Ill as he was to become, George III always practised self-care and his idiosyncracies were regarded with tolerance and affection. Gillray showed him as Temperance enjoying a frugal meal, thus setting an example to all at a time when over-eating and drinking, with obesity and gout as a consequence, were prevalent: George is pictured eating a boiled egg whilst his wife Charlotte is devouring greens. In contrast, Gillray showed his son, George, Prince of Wales, as a Voluptuary under the horrors of digestion: the Prince's concern with his health is illustrated by a vegetable draught, a pot of ointment for piles, another for bad breath and a chamber pot full of urine.
Hogarth depicted poverty and alcoholism in Gin Lane whilst, in contrast, Rowlandson illustrated the pleasures of Bath for the better off - including those who were sick and disabled. Nurses, as such, had not yet been invented. Elderly women, usually addicted to the bottle, filled the role; Rowlandson depicted one about to administer an enema while another, in a drunken stupor, was soon to have the house on fire.

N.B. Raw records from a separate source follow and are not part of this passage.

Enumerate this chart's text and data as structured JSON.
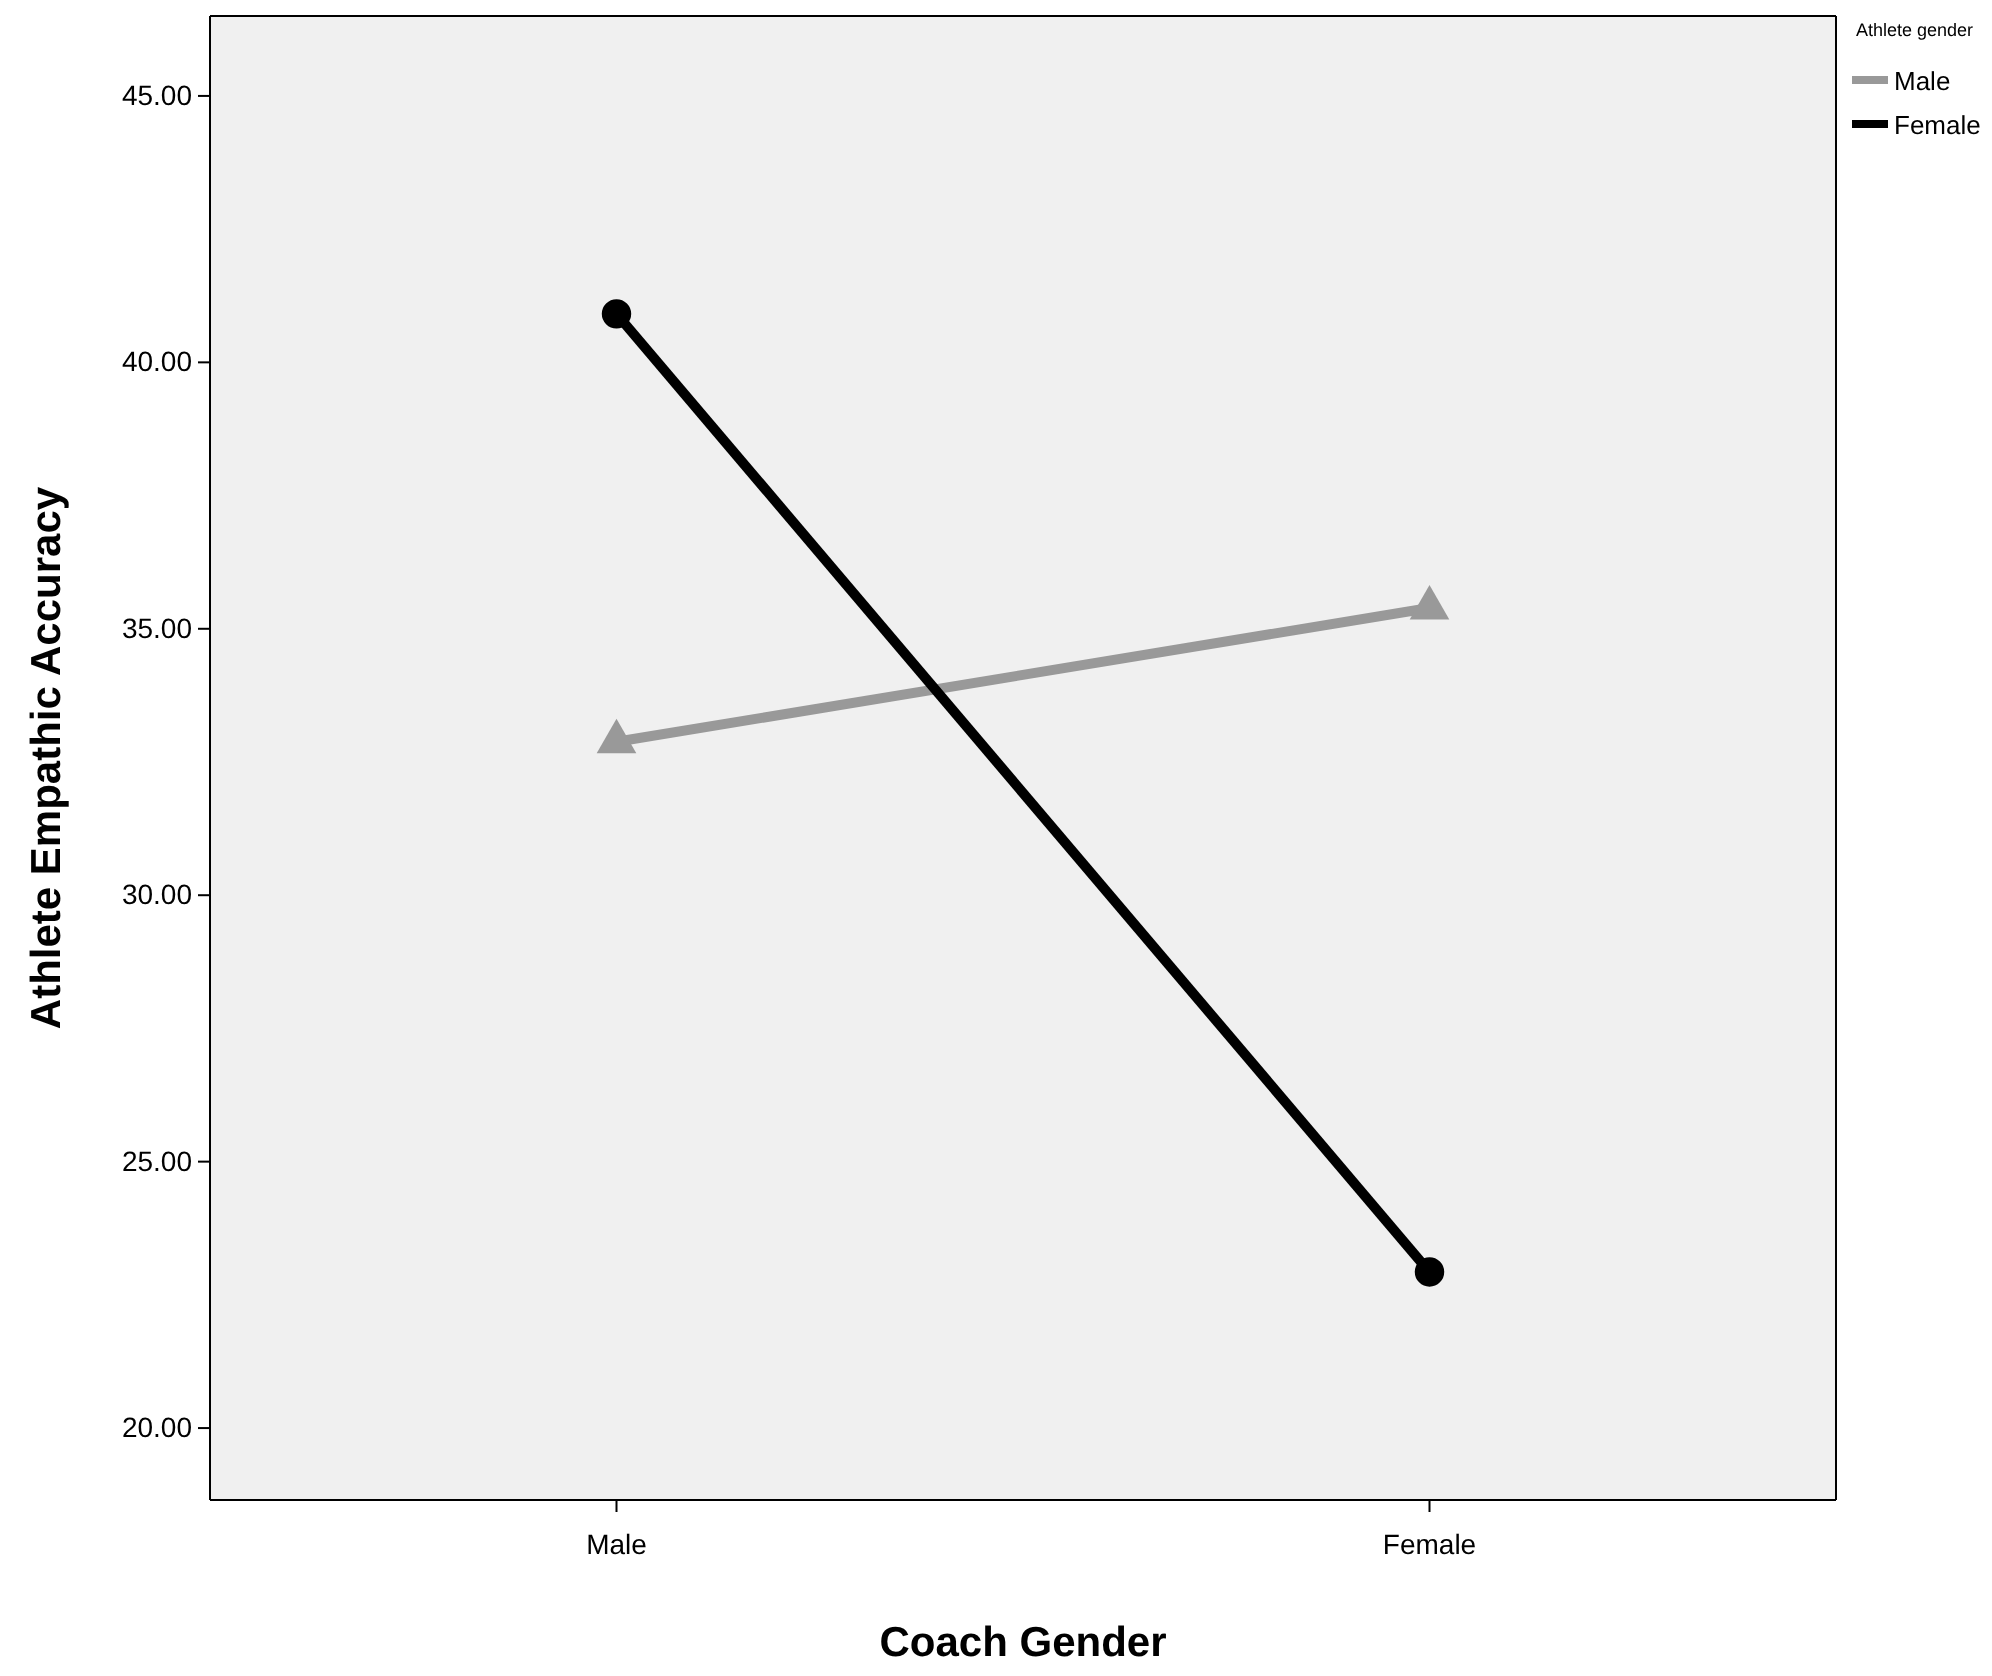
{
  "chart_data": {
    "type": "line",
    "xlabel": "Coach Gender",
    "ylabel": "Athlete Empathic Accuracy",
    "legend_title": "Athlete gender",
    "categories": [
      "Male",
      "Female"
    ],
    "series": [
      {
        "name": "Male",
        "color": "#999999",
        "values": [
          32.88,
          35.39
        ],
        "marker": "triangle"
      },
      {
        "name": "Female",
        "color": "#000000",
        "values": [
          40.91,
          22.93
        ],
        "marker": "circle"
      }
    ],
    "ylim": [
      18.65,
      46.5
    ],
    "yticks": [
      {
        "value": 20,
        "label": "20.00"
      },
      {
        "value": 25,
        "label": "25.00"
      },
      {
        "value": 30,
        "label": "30.00"
      },
      {
        "value": 35,
        "label": "35.00"
      },
      {
        "value": 40,
        "label": "40.00"
      },
      {
        "value": 45,
        "label": "45.00"
      }
    ],
    "grid": false,
    "legend": "top right",
    "line_style": "solid"
  }
}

From the literature of the period Cecil Symons deduced that people were frightened of illness - it was the great unknown. He noted that, in the Diary of a Country Parson 1758-1803, James Woodforde describes only injury. He gives, for example, details of the drawing of a tooth and describes a death, but there is almost no reference to disease. The Symons collection is a useful adjunct to medical history in that it provides so much evidence of how people cared for themselves at that time.
Motivated by a deep interest in France, Cecil Symons founded the Société Clinique Française, based at the Dispensaire Française in London, and initiated exchange visits between the Société and the Hertford British Hospital in Paris. In 1987 he was made a Chevalier de l'Ordre du Mérite. The difference between the English and French approach to sickness and health in the eighteenth and nineteeth centuries particularly fascinated him. Whilst the invention of the stethoscope by Laennec in 1819 was the high point of that period of medicine in France, it was the profusion of items relating to infants and motherhood, such as feeding spoons, cups and nipple shields - all of which are represented in the collection - which was of special interest to Dr Symons and prompted him to study the philosophy of Jean-Jacques Rousseau and relate it to art.
On a College visit to Singapore in 1986, a year before he died, Cecil Symons told the then Treasurer, the late Sir Anthony Dawson, about his collection and that he would like the College to house it. However, there was no suitable site - until the new extension was built. The architect of the College, Sir Denys Lasdun, having seen items from the collection several years earlier and remembered particularly the nipple shields ('guards' as he called them), designed the present exhibition space specifically to house the Symons Collection and received the enthusiastic support of Dr Norman Jones (Treasurer at the College 1994-96).